Fish gain protection in policy

THE ASSOCIATED PRESS

GRANTS PASS, Ore. -- A new federal policy issued Thursday puts 131 strains of hatchery salmon under Endangered Species Act protection along with their wild cousins, but it allows those raised artificially to still be harvested by fishermen.

While counting hatchery fish along with wild fish under the new policy, NOAA Fisheries decided against taking 15 populations of salmon and steelhead off the threatened and endangered species lists, added lower Columbia River coho to the threatened list, and decided to wait six months before deciding what to do with 10 listed populations of steelhead and Oregon coastal coho. California coastal coho were changed from threatened to endangered.

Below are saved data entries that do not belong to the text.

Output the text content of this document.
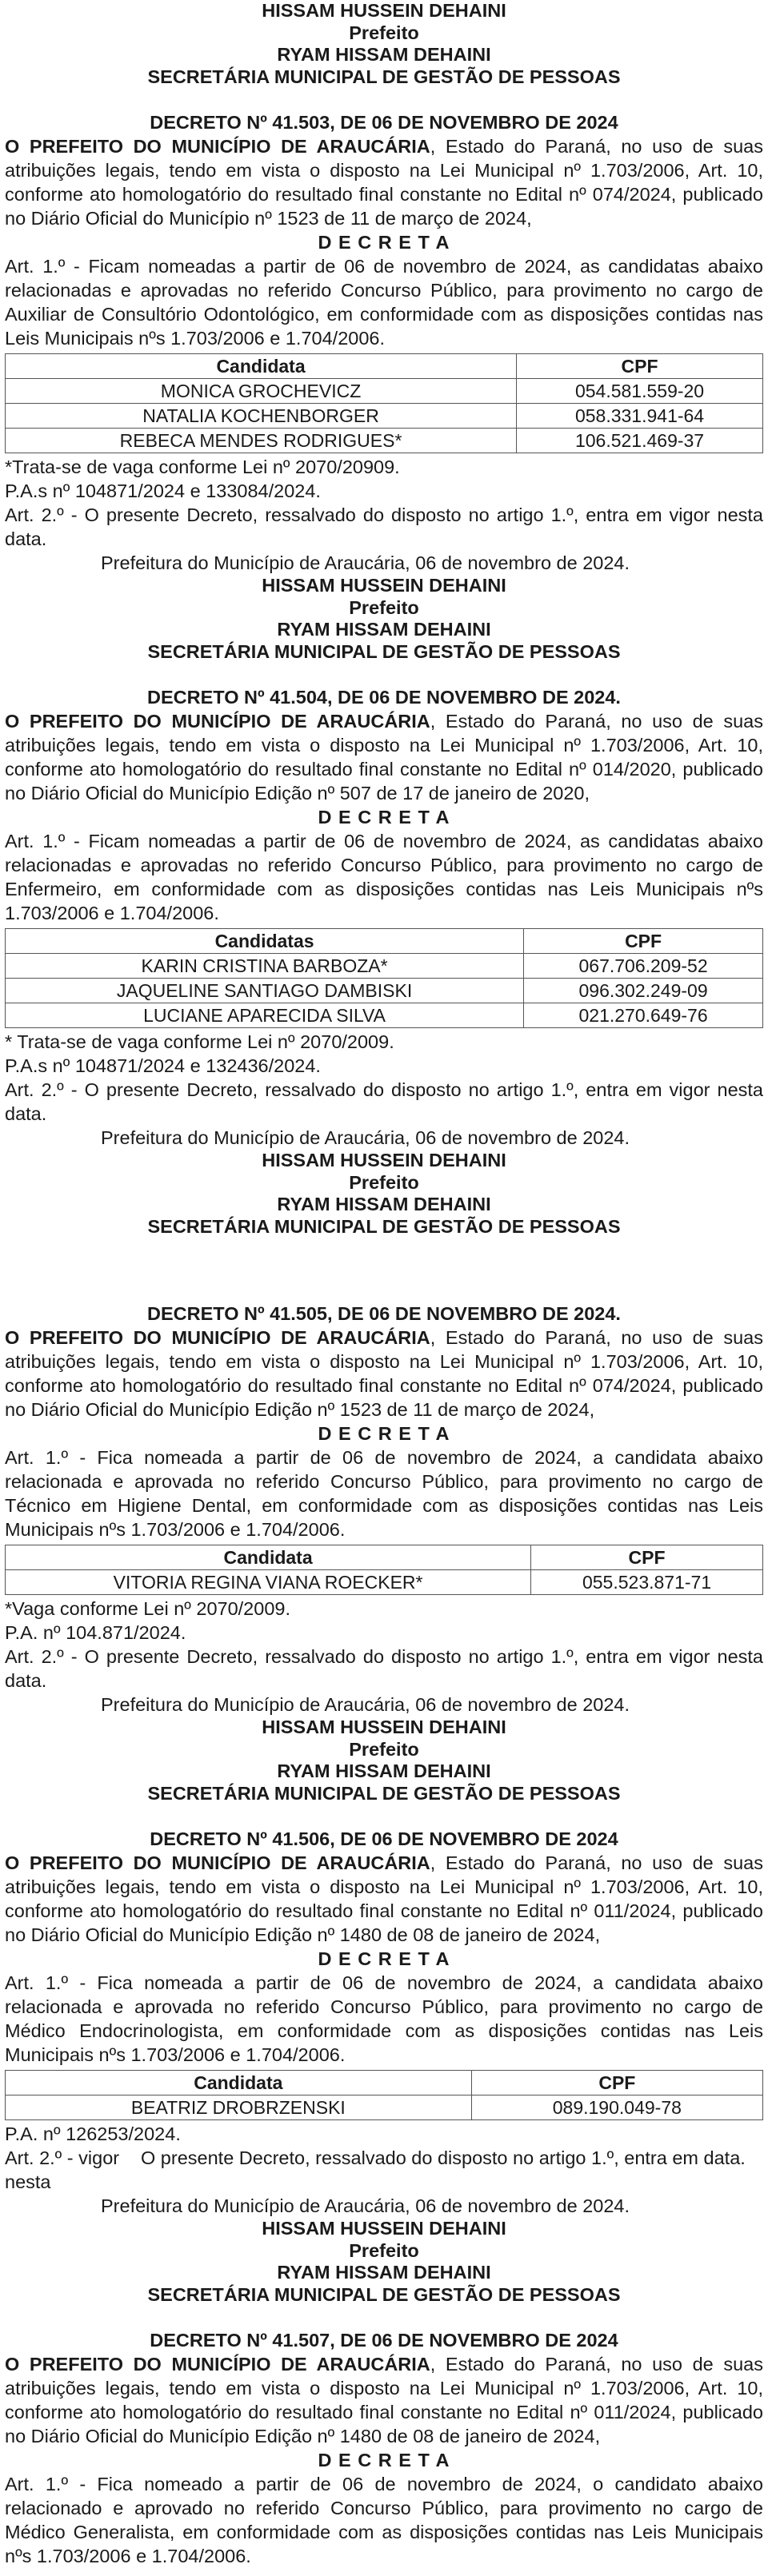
HISSAM HUSSEIN DEHAINI
Prefeito
RYAM HISSAM DEHAINI
SECRETÁRIA MUNICIPAL DE GESTÃO DE PESSOAS
DECRETO Nº 41.503, DE 06 DE NOVEMBRO DE 2024
O PREFEITO DO MUNICÍPIO DE ARAUCÁRIA, Estado do Paraná, no uso de suas atribuições legais, tendo em vista o disposto na Lei Municipal nº 1.703/2006, Art. 10, conforme ato homologatório do resultado final constante no Edital nº 074/2024, publicado no Diário Oficial do Município nº 1523 de 11 de março de 2024,
D E C R E T A
Art. 1.º - Ficam nomeadas a partir de 06 de novembro de 2024, as candidatas abaixo relacionadas e aprovadas no referido Concurso Público, para provimento no cargo de Auxiliar de Consultório Odontológico, em conformidade com as disposições contidas nas Leis Municipais nºs 1.703/2006 e 1.704/2006.
Candidata	CPF
MONICA GROCHEVICZ	054.581.559-20
NATALIA KOCHENBORGER	058.331.941-64
REBECA MENDES RODRIGUES*	106.521.469-37
*Trata-se de vaga conforme Lei nº 2070/20909.
P.A.s nº 104871/2024 e 133084/2024.
Art. 2.º - O presente Decreto, ressalvado do disposto no artigo 1.º, entra em vigor nesta data.
Prefeitura do Município de Araucária, 06 de novembro de 2024.
HISSAM HUSSEIN DEHAINI
Prefeito
RYAM HISSAM DEHAINI
SECRETÁRIA MUNICIPAL DE GESTÃO DE PESSOAS
DECRETO Nº 41.504, DE 06 DE NOVEMBRO DE 2024.
O PREFEITO DO MUNICÍPIO DE ARAUCÁRIA, Estado do Paraná, no uso de suas atribuições legais, tendo em vista o disposto na Lei Municipal nº 1.703/2006, Art. 10, conforme ato homologatório do resultado final constante no Edital nº 014/2020, publicado no Diário Oficial do Município Edição nº 507 de 17 de janeiro de 2020,
D E C R E T A
Art. 1.º - Ficam nomeadas a partir de 06 de novembro de 2024, as candidatas abaixo relacionadas e aprovadas no referido Concurso Público, para provimento no cargo de Enfermeiro, em conformidade com as disposições contidas nas Leis Municipais nºs 1.703/2006 e 1.704/2006.
Candidatas	CPF
KARIN CRISTINA BARBOZA*	067.706.209-52
JAQUELINE SANTIAGO DAMBISKI	096.302.249-09
LUCIANE APARECIDA SILVA	021.270.649-76
* Trata-se de vaga conforme Lei nº 2070/2009.
P.A.s nº 104871/2024 e 132436/2024.
Art. 2.º - O presente Decreto, ressalvado do disposto no artigo 1.º, entra em vigor nesta data.
Prefeitura do Município de Araucária, 06 de novembro de 2024.
HISSAM HUSSEIN DEHAINI
Prefeito
RYAM HISSAM DEHAINI
SECRETÁRIA MUNICIPAL DE GESTÃO DE PESSOAS
DECRETO Nº 41.505, DE 06 DE NOVEMBRO DE 2024.
O PREFEITO DO MUNICÍPIO DE ARAUCÁRIA, Estado do Paraná, no uso de suas atribuições legais, tendo em vista o disposto na Lei Municipal nº 1.703/2006, Art. 10, conforme ato homologatório do resultado final constante no Edital nº 074/2024, publicado no Diário Oficial do Município Edição nº 1523 de 11 de março de 2024,
D E C R E T A
Art. 1.º - Fica nomeada a partir de 06 de novembro de 2024, a candidata abaixo relacionada e aprovada no referido Concurso Público, para provimento no cargo de Técnico em Higiene Dental, em conformidade com as disposições contidas nas Leis Municipais nºs 1.703/2006 e 1.704/2006.
Candidata	CPF
VITORIA REGINA VIANA ROECKER*	055.523.871-71
*Vaga conforme Lei nº 2070/2009.
P.A. nº 104.871/2024.
Art. 2.º - O presente Decreto, ressalvado do disposto no artigo 1.º, entra em vigor nesta data.
Prefeitura do Município de Araucária, 06 de novembro de 2024.
HISSAM HUSSEIN DEHAINI
Prefeito
RYAM HISSAM DEHAINI
SECRETÁRIA MUNICIPAL DE GESTÃO DE PESSOAS
DECRETO Nº 41.506, DE 06 DE NOVEMBRO DE 2024
O PREFEITO DO MUNICÍPIO DE ARAUCÁRIA, Estado do Paraná, no uso de suas atribuições legais, tendo em vista o disposto na Lei Municipal nº 1.703/2006, Art. 10, conforme ato homologatório do resultado final constante no Edital nº 011/2024, publicado no Diário Oficial do Município Edição nº 1480 de 08 de janeiro de 2024,
D E C R E T A
Art. 1.º - Fica nomeada a partir de 06 de novembro de 2024, a candidata abaixo relacionada e aprovada no referido Concurso Público, para provimento no cargo de Médico Endocrinologista, em conformidade com as disposições contidas nas Leis Municipais nºs 1.703/2006 e 1.704/2006.
Candidata	CPF
BEATRIZ DROBRZENSKI	089.190.049-78
P.A. nº 126253/2024.
Art. 2.º - vigor nesta
O presente Decreto, ressalvado do disposto no artigo 1.º, entra em data.
Prefeitura do Município de Araucária, 06 de novembro de 2024.
HISSAM HUSSEIN DEHAINI
Prefeito
RYAM HISSAM DEHAINI
SECRETÁRIA MUNICIPAL DE GESTÃO DE PESSOAS
DECRETO Nº 41.507, DE 06 DE NOVEMBRO DE 2024
O PREFEITO DO MUNICÍPIO DE ARAUCÁRIA, Estado do Paraná, no uso de suas atribuições legais, tendo em vista o disposto na Lei Municipal nº 1.703/2006, Art. 10, conforme ato homologatório do resultado final constante no Edital nº 011/2024, publicado no Diário Oficial do Município Edição nº 1480 de 08 de janeiro de 2024,
D E C R E T A
Art. 1.º - Fica nomeado a partir de 06 de novembro de 2024, o candidato abaixo relacionado e aprovado no referido Concurso Público, para provimento no cargo de Médico Generalista, em conformidade com as disposições contidas nas Leis Municipais nºs 1.703/2006 e 1.704/2006.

Both the review of Endangered Species Act status for all West Coast salmon and steelhead and the new hatchery policy were prompted by a 2001 federal court ruling that NOAA Fisheries could no longer consider the same strains of salmon and steelhead different just because one spawned naturally in the wild and one was spawned artificially in a hatchery.

NOAA Fisheries considered more than 300 strains of hatchery fish before deciding that 131 of them were genetically close enough to their wild cousins to be useful to recovery, said Bob Lohn, northwest regional administrator of the agency.

At the same time, the agency adopted a rule saying that fish marked to show they came from a hatchery would not be subject to Endangered Species Act protections against being killed, and could still be harvested by fishermen.